The Australian study is using a testing tool called the gene expression microarray. Researchers take samples of genetic material called messenger RNA in the blood of patients, then create a “biochip” that shows the status of tens of thousands of genes. The biochip can tell which genes are “expressing”— that is, which ones are switched on to create proteins and which ones are not.

Researchers are looking for patterns. If people with CFIDS have similar gene expression patterns, the microarray test could be used to help diagnose people with the disease. This would be the first sure-fire diagnostic test for CFIDS .

Early results are promising, according to Dr.
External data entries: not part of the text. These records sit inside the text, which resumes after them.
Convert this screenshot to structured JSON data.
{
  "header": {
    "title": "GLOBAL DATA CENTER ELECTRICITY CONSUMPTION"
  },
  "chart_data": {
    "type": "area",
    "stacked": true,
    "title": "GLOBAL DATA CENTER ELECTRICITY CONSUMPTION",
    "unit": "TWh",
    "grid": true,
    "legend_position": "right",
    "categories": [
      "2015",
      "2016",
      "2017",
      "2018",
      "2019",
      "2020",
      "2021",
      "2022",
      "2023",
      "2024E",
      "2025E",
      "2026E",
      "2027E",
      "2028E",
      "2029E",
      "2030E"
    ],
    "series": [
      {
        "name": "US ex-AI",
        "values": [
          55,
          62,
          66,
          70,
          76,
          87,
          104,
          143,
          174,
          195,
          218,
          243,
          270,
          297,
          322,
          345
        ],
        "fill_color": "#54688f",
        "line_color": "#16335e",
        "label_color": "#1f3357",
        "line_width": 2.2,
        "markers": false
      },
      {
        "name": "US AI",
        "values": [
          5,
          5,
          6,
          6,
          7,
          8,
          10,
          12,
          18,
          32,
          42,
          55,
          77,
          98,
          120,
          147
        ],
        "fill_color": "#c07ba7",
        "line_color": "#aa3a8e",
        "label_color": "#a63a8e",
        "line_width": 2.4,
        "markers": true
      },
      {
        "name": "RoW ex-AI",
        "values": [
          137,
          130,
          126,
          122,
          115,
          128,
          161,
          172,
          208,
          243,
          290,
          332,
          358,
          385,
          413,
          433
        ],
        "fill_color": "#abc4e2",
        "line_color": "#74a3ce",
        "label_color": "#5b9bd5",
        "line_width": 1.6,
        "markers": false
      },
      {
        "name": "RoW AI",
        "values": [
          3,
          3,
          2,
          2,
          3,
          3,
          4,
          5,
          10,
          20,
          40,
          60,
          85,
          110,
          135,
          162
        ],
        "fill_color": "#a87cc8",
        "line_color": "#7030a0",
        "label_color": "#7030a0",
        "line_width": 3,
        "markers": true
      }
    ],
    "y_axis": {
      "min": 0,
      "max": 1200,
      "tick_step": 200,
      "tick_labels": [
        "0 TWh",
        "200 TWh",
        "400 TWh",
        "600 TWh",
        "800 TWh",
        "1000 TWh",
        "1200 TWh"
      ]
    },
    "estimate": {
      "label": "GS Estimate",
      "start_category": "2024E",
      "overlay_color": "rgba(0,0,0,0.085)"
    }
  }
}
Suzanne Vernon, a microbiologist and head of the CDC’s gene expression program for CFS. Can the microarray tell the difference between people with CFS and others? “The answer is: yes it can,” Vernon told Smithsonian magazine. Vernon says she believes the microarray will someday become a routine diagnostic tool for CFS.

Other studies also use microarray technology. In one taking place at Emory University in Atlanta, researchers are tracking the development of CFIDS in patients infected with hepatitis C virus who receive treatment with interferon alpha — a drug known to produce symptoms consistent with CFIDS. This study also is using new-wave brain imaging technologies such as functional magnetic resonance imaging (fMRI) scans. Unlike regular MRIs, which provide a snapshot image of the brain, fMRIs look at the changes that occur in the brain over a period of time. This gives researchers a better look at how brain activity differs in people with CFIDS.

Emory is also working with the CDC on a study of how the release of Interleukin 6 (IL-6), a protein produced by blood cells and implicated in the development of CFIDS. This study will incorporate the microarray technology — as will the follow-up clinical studies now underway in Wichita, Kan. The IL-6 study is also funded in part by The CFIDS Association of America.

Based on data from a four-year surveillance study of residents in Wichita, Kan. , CDC officials have been able to calculate the amount of lost productivity among people with CFS who can no longer work. Dr. William Reeves, head of the CDC’s program for CFS, said the figure is still being refined — but hinted that “it’s a big, big number.”

“This is the first time we’ve really tried to look at the economics of it,” Reeves says. “We can finally measure the loss to productivity in the United States due to CFS.”

The CDC expects to release the figure later this year, Reeves says.